The legislature must have intended to use the term lot in the sense of a city as contradistinguished from a .rural lot, for it is provided that such lot must be within an incorporated city or town, and that a lien may be had on the lot for grading, filling in or otherwise improving the street in front of the same. The including of wild or farming land within the corporate limits of a city would not make such land a lot within the meaning of the law, nor could a laborer claim a lien thereon for work done in grading or improving the same. The complaint in this suit does not allege that the property upon which it is sought to hold a *437lien is in any sense a city lot, nor does it allege anything from which the court can infer that it is anything more than a ten-acre tract of land which is within the corporate limits of the city, and this, we have already said, is not sufficient to give plaintiff a lien upon the land for the value of his labor. Until plaintiff shall, by the allegations of his complaint, bring the case within the provisions of the law, his complaint will be vulnerable to a demurrer.

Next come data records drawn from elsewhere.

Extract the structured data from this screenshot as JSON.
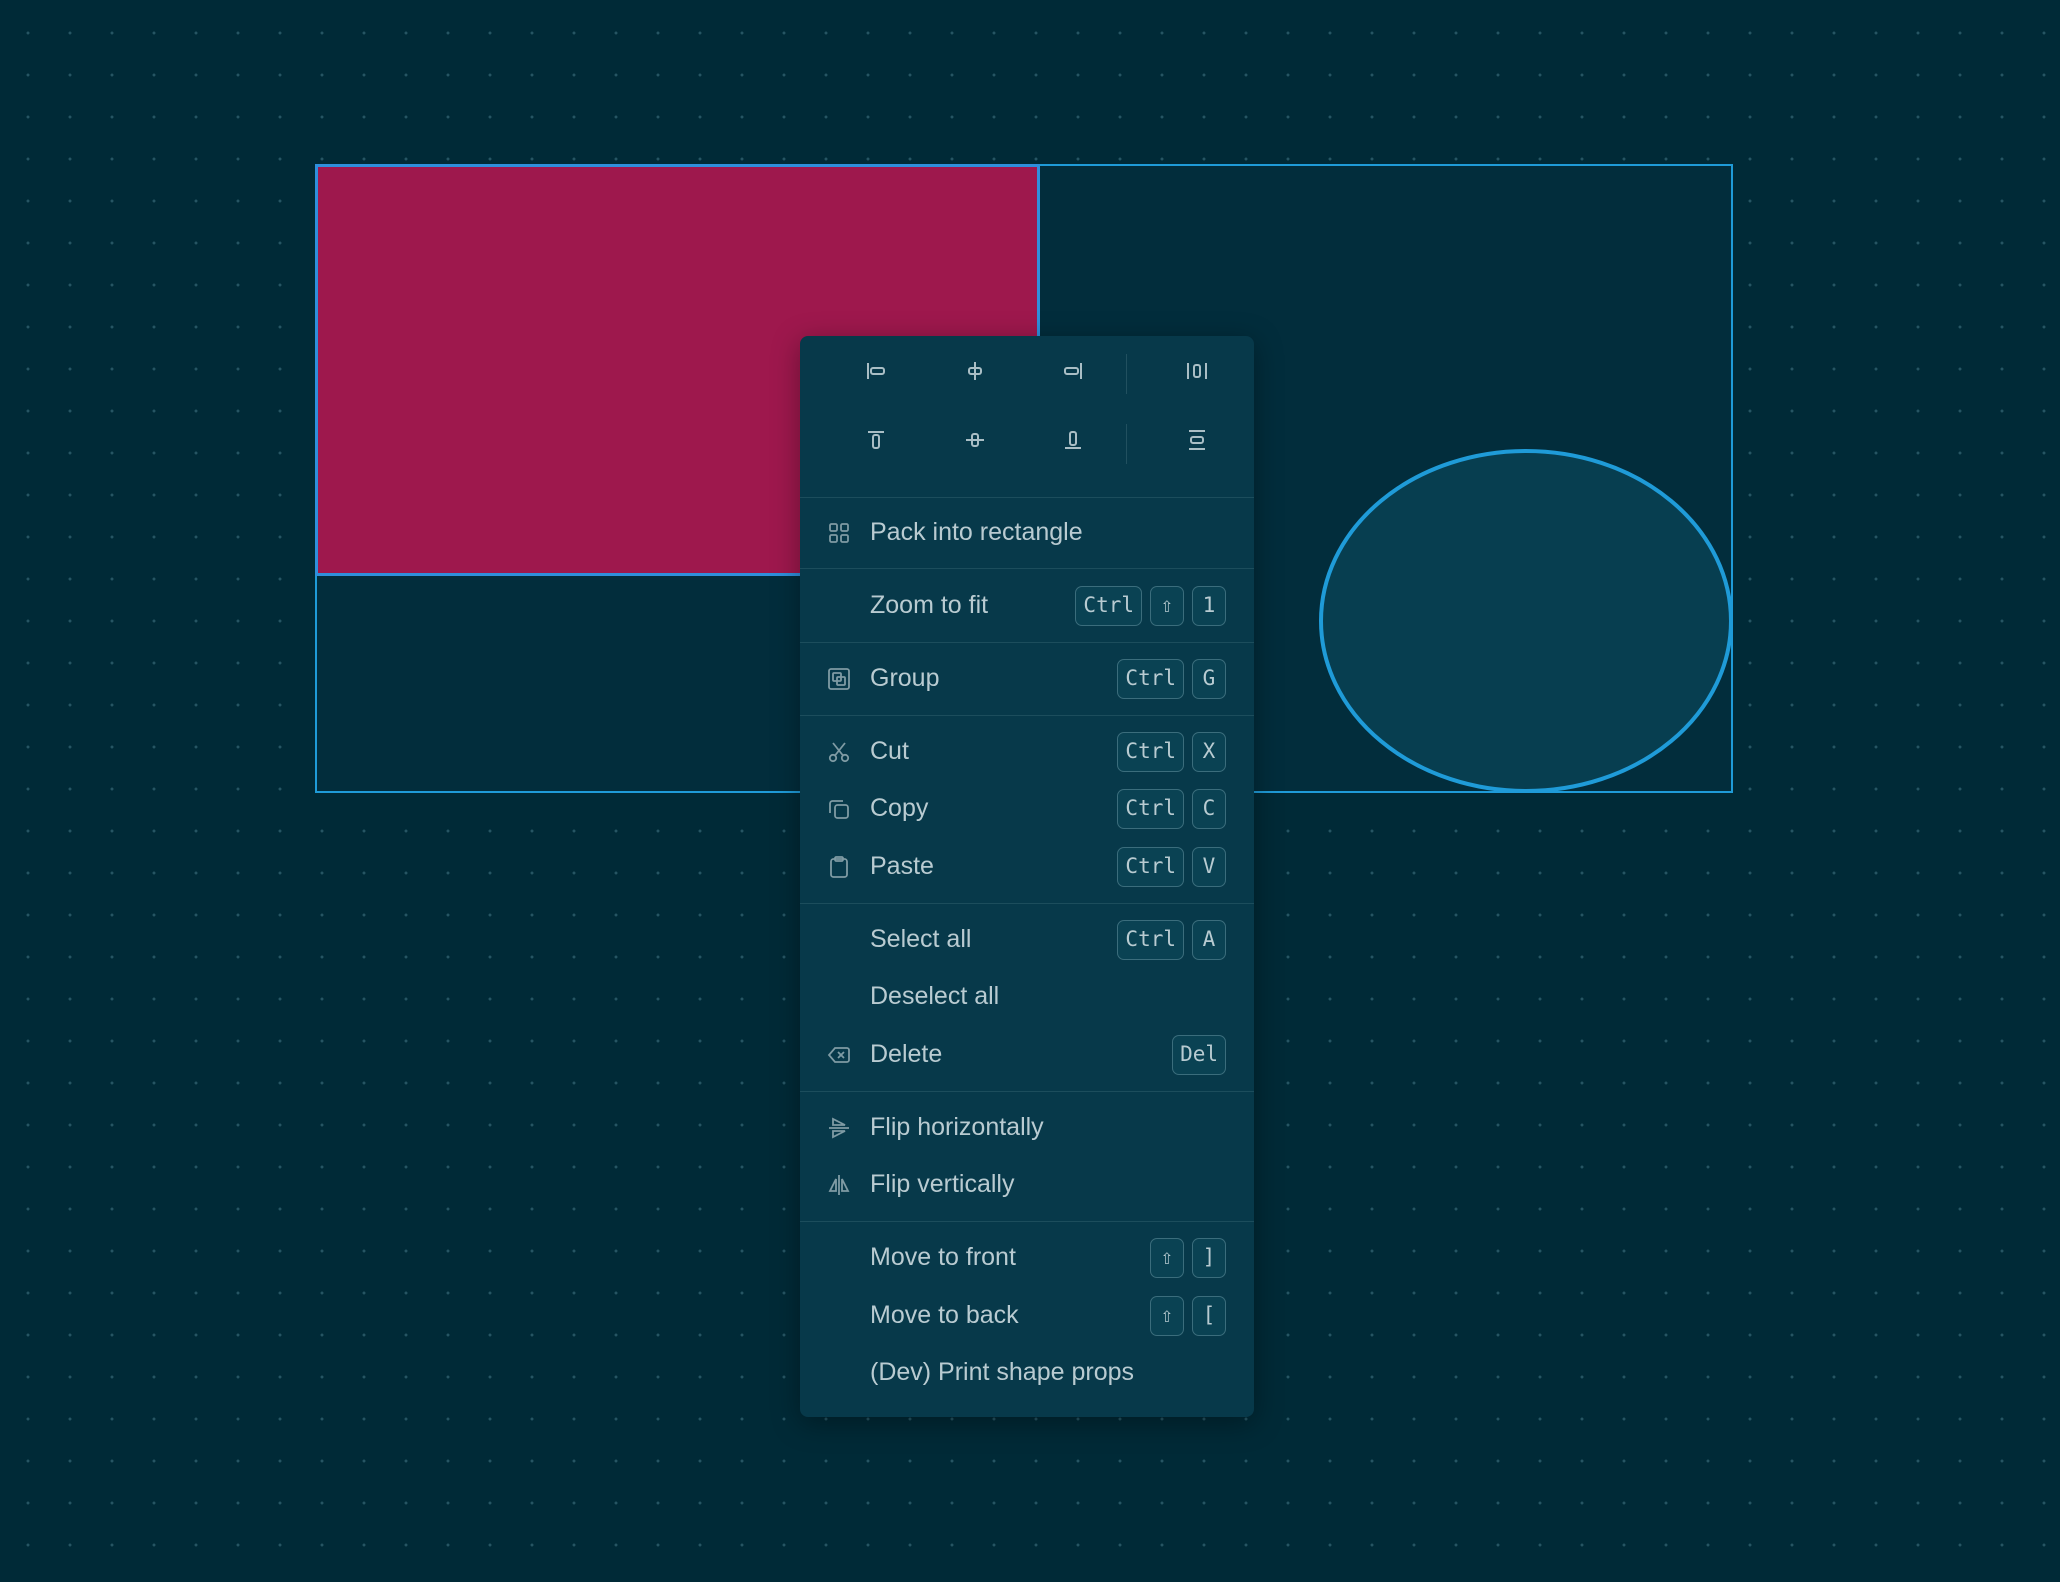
{
  "colors": {
    "canvas_bg": "#002a37",
    "selection": "#1f9bd8",
    "rectangle_fill": "#9e184d",
    "ellipse_fill": "#073e50",
    "menu_bg": "#07394a"
  },
  "align_tools": [
    {
      "icon": "align-left-icon"
    },
    {
      "icon": "align-center-horizontal-icon"
    },
    {
      "icon": "align-right-icon"
    },
    {
      "icon": "distribute-horizontal-icon"
    },
    {
      "icon": "align-top-icon"
    },
    {
      "icon": "align-center-vertical-icon"
    },
    {
      "icon": "align-bottom-icon"
    },
    {
      "icon": "distribute-vertical-icon"
    }
  ],
  "menu": {
    "pack": {
      "label": "Pack into rectangle",
      "icon": "pack-grid-icon"
    },
    "zoom": {
      "label": "Zoom to fit",
      "keys": [
        "Ctrl",
        "⇧",
        "1"
      ]
    },
    "group": {
      "label": "Group",
      "icon": "group-icon",
      "keys": [
        "Ctrl",
        "G"
      ]
    },
    "cut": {
      "label": "Cut",
      "icon": "scissors-icon",
      "keys": [
        "Ctrl",
        "X"
      ]
    },
    "copy": {
      "label": "Copy",
      "icon": "copy-icon",
      "keys": [
        "Ctrl",
        "C"
      ]
    },
    "paste": {
      "label": "Paste",
      "icon": "clipboard-icon",
      "keys": [
        "Ctrl",
        "V"
      ]
    },
    "select_all": {
      "label": "Select all",
      "keys": [
        "Ctrl",
        "A"
      ]
    },
    "deselect_all": {
      "label": "Deselect all"
    },
    "delete": {
      "label": "Delete",
      "icon": "backspace-icon",
      "keys": [
        "Del"
      ]
    },
    "flip_h": {
      "label": "Flip horizontally",
      "icon": "flip-horizontal-icon"
    },
    "flip_v": {
      "label": "Flip vertically",
      "icon": "flip-vertical-icon"
    },
    "front": {
      "label": "Move to front",
      "keys": [
        "⇧",
        "]"
      ]
    },
    "back": {
      "label": "Move to back",
      "keys": [
        "⇧",
        "["
      ]
    },
    "dev": {
      "label": "(Dev) Print shape props"
    }
  }
}
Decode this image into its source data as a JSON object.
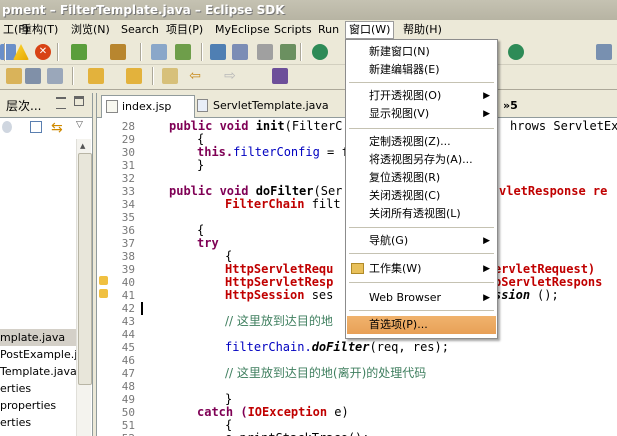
{
  "window": {
    "title": "pment – FilterTemplate.java – Eclipse SDK"
  },
  "menubar": [
    {
      "label": "工(F)"
    },
    {
      "label": "重构(T)"
    },
    {
      "label": "浏览(N)"
    },
    {
      "label": "Search"
    },
    {
      "label": "项目(P)"
    },
    {
      "label": "MyEclipse"
    },
    {
      "label": "Scripts"
    },
    {
      "label": "Run"
    },
    {
      "label": "窗口(W)"
    },
    {
      "label": "帮助(H)"
    }
  ],
  "window_menu": {
    "items": [
      {
        "label": "新建窗口(N)"
      },
      {
        "label": "新建编辑器(E)"
      },
      {
        "label": "打开透视图(O)"
      },
      {
        "label": "显示视图(V)"
      },
      {
        "label": "定制透视图(Z)..."
      },
      {
        "label": "将透视图另存为(A)..."
      },
      {
        "label": "复位透视图(R)"
      },
      {
        "label": "关闭透视图(C)"
      },
      {
        "label": "关闭所有透视图(L)"
      },
      {
        "label": "导航(G)"
      },
      {
        "label": "工作集(W)"
      },
      {
        "label": "Web Browser"
      },
      {
        "label": "首选项(P)..."
      }
    ]
  },
  "left_view": {
    "tab_label": "层次...",
    "tree": [
      {
        "label": "mplate.java"
      },
      {
        "label": "PostExample.ja"
      },
      {
        "label": "Template.java"
      },
      {
        "label": "erties"
      },
      {
        "label": "properties"
      },
      {
        "label": "erties"
      }
    ]
  },
  "editor": {
    "tabs": [
      {
        "label": "index.jsp"
      },
      {
        "label": "ServletTemplate.java"
      },
      {
        "label": "»5"
      }
    ],
    "line_numbers": [
      "28",
      "29",
      "30",
      "31",
      "32",
      "33",
      "34",
      "35",
      "36",
      "37",
      "38",
      "39",
      "40",
      "41",
      "42",
      "43",
      "44",
      "45",
      "46",
      "47",
      "48",
      "49",
      "50",
      "51",
      "52"
    ],
    "code": {
      "l28a": "public void ",
      "l28b": "init",
      "l28c": "(FilterC",
      "l28d": "hrows ServletExce",
      "l29": "{",
      "l30a": "this.",
      "l30b": "filterConfig",
      "l30c": " = f",
      "l31": "}",
      "l33a": "public void ",
      "l33b": "doFilter",
      "l33c": "(Ser",
      "l33d": "vletResponse re",
      "l34a": "FilterChain",
      "l34b": " filt",
      "l36": "{",
      "l37": "try",
      "l38": "{",
      "l39a": "HttpServletRequ",
      "l39b": "ervletRequest)",
      "l40a": "HttpServletResp",
      "l40b": "pServletRespons",
      "l41a": "HttpSession",
      "l41b": " ses",
      "l41c": "ssion",
      "l41d": "();",
      "l43": "// 这里放到达目的地",
      "l45a": "filterChain.",
      "l45b": "doFilter",
      "l45c": "(req, res);",
      "l47": "// 这里放到达目的地(离开)的处理代码",
      "l49": "}",
      "l50a": "catch (",
      "l50b": "IOException",
      "l50c": " e)",
      "l51": "{",
      "l52": "e.printStackTrace();"
    }
  }
}
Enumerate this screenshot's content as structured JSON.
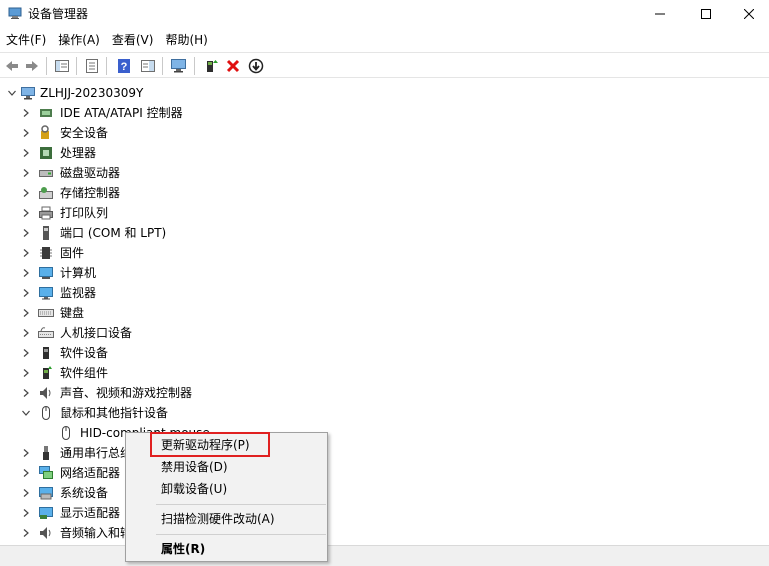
{
  "window": {
    "title": "设备管理器",
    "minimize_label": "—",
    "maximize_label": "☐",
    "close_label": "✕"
  },
  "menu": [
    {
      "label": "文件(F)"
    },
    {
      "label": "操作(A)"
    },
    {
      "label": "查看(V)"
    },
    {
      "label": "帮助(H)"
    }
  ],
  "toolbar": [
    {
      "icon": "back-arrow-icon"
    },
    {
      "icon": "forward-arrow-icon"
    },
    {
      "icon": "show-hide-console-tree-icon"
    },
    {
      "icon": "properties-icon"
    },
    {
      "icon": "help-icon"
    },
    {
      "icon": "action-pane-icon"
    },
    {
      "icon": "scan-hardware-icon"
    },
    {
      "icon": "update-driver-icon"
    },
    {
      "icon": "uninstall-device-icon"
    },
    {
      "icon": "disable-device-icon"
    }
  ],
  "tree": {
    "root": "ZLHJJ-20230309Y",
    "categories": [
      {
        "label": "IDE ATA/ATAPI 控制器",
        "icon": "ide-controller-icon"
      },
      {
        "label": "安全设备",
        "icon": "security-device-icon"
      },
      {
        "label": "处理器",
        "icon": "processor-icon"
      },
      {
        "label": "磁盘驱动器",
        "icon": "disk-drive-icon"
      },
      {
        "label": "存储控制器",
        "icon": "storage-controller-icon"
      },
      {
        "label": "打印队列",
        "icon": "printer-icon"
      },
      {
        "label": "端口 (COM 和 LPT)",
        "icon": "port-icon"
      },
      {
        "label": "固件",
        "icon": "firmware-icon"
      },
      {
        "label": "计算机",
        "icon": "computer-icon"
      },
      {
        "label": "监视器",
        "icon": "monitor-icon"
      },
      {
        "label": "键盘",
        "icon": "keyboard-icon"
      },
      {
        "label": "人机接口设备",
        "icon": "hid-icon"
      },
      {
        "label": "软件设备",
        "icon": "software-device-icon"
      },
      {
        "label": "软件组件",
        "icon": "software-component-icon"
      },
      {
        "label": "声音、视频和游戏控制器",
        "icon": "sound-icon"
      },
      {
        "label": "鼠标和其他指针设备",
        "icon": "mouse-icon",
        "expanded": true
      },
      {
        "label": "HID-compliant mouse",
        "icon": "mouse-icon",
        "child": true
      },
      {
        "label": "通用串行总线控制器",
        "icon": "usb-icon"
      },
      {
        "label": "网络适配器",
        "icon": "network-adapter-icon"
      },
      {
        "label": "系统设备",
        "icon": "system-device-icon"
      },
      {
        "label": "显示适配器",
        "icon": "display-adapter-icon"
      },
      {
        "label": "音频输入和输出",
        "icon": "audio-io-icon"
      }
    ]
  },
  "context_menu": {
    "items": [
      {
        "label": "更新驱动程序(P)"
      },
      {
        "label": "禁用设备(D)"
      },
      {
        "label": "卸载设备(U)"
      },
      {
        "label": "扫描检测硬件改动(A)"
      },
      {
        "label": "属性(R)"
      }
    ]
  },
  "colors": {
    "highlight_border": "#e02020",
    "menu_background": "#f2f2f2"
  }
}
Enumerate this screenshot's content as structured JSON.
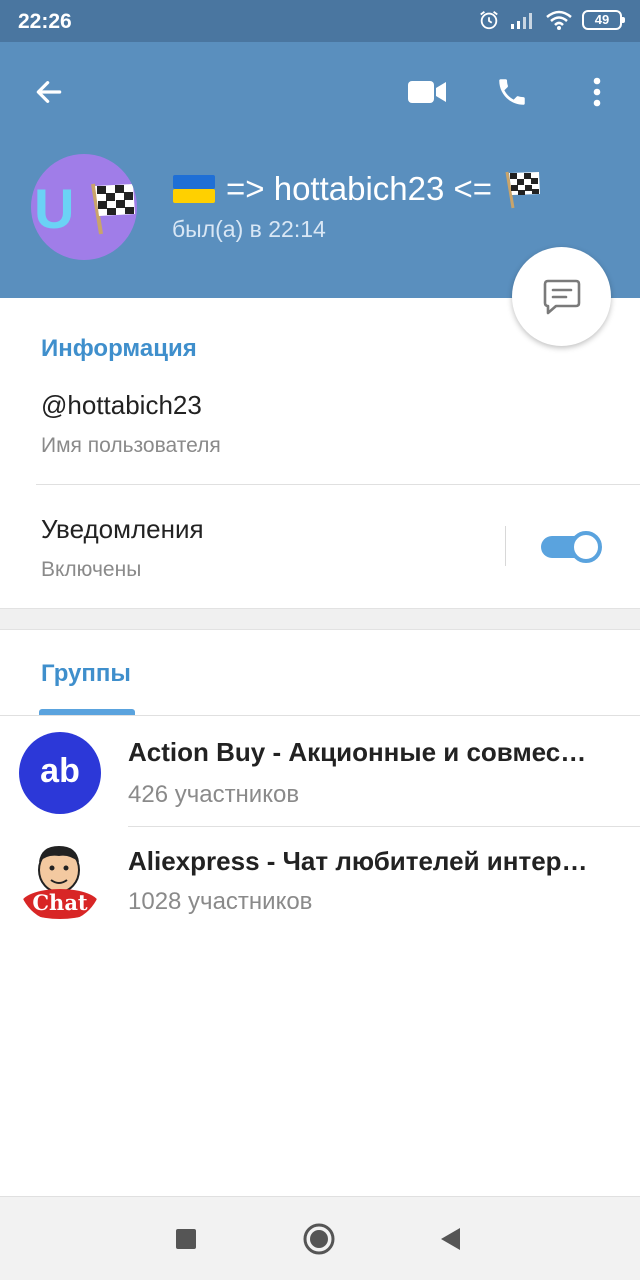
{
  "statusbar": {
    "time": "22:26",
    "battery": "49"
  },
  "header": {
    "name_prefix": "=> hottabich23 <=",
    "status": "был(а) в 22:14",
    "avatar_letter": "U"
  },
  "info": {
    "section_title": "Информация",
    "username": "@hottabich23",
    "username_label": "Имя пользователя",
    "notifications_label": "Уведомления",
    "notifications_state": "Включены",
    "notifications_on": true
  },
  "groups": {
    "tab_label": "Группы",
    "items": [
      {
        "name": "Action Buy - Акционные и совмес…",
        "members": "426 участников",
        "avatar_text": "ab"
      },
      {
        "name": "Aliexpress - Чат любителей интер…",
        "members": "1028 участников",
        "avatar_text": "Chat"
      }
    ]
  },
  "colors": {
    "statusbar": "#4a76a0",
    "header": "#5a8fbe",
    "accent": "#3f8fcc",
    "toggle": "#5aa3de"
  },
  "icons": [
    "back-arrow-icon",
    "video-icon",
    "phone-icon",
    "more-vertical-icon",
    "message-icon",
    "alarm-icon",
    "signal-icon",
    "wifi-icon",
    "battery-icon",
    "square-icon",
    "circle-icon",
    "triangle-back-icon"
  ]
}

There is yet another fatal objection to the complaint here. The only averment of the filing of the notice required by law is that it was duly made out and filed. This is but a conclusion of law and is clearly insufficient. It must affirmatively appear from the complaint that the notice filed contained all the essential provisions required by statute; that it was proper in form, verified as required, and filed within the time prescribed. (Hallagan v. Herbert, 2 Daly, 253; Gault v. Soldani, 34 Mo. 150; Jones’ Liens, §§ 1588, 1589; Kneel. Liens, § 202; Estee’s PL (Pom. Ed.) § 2344.)

The decree of the court below must therefore be reversed, and the cause remanded with directions to sustain the demurrer.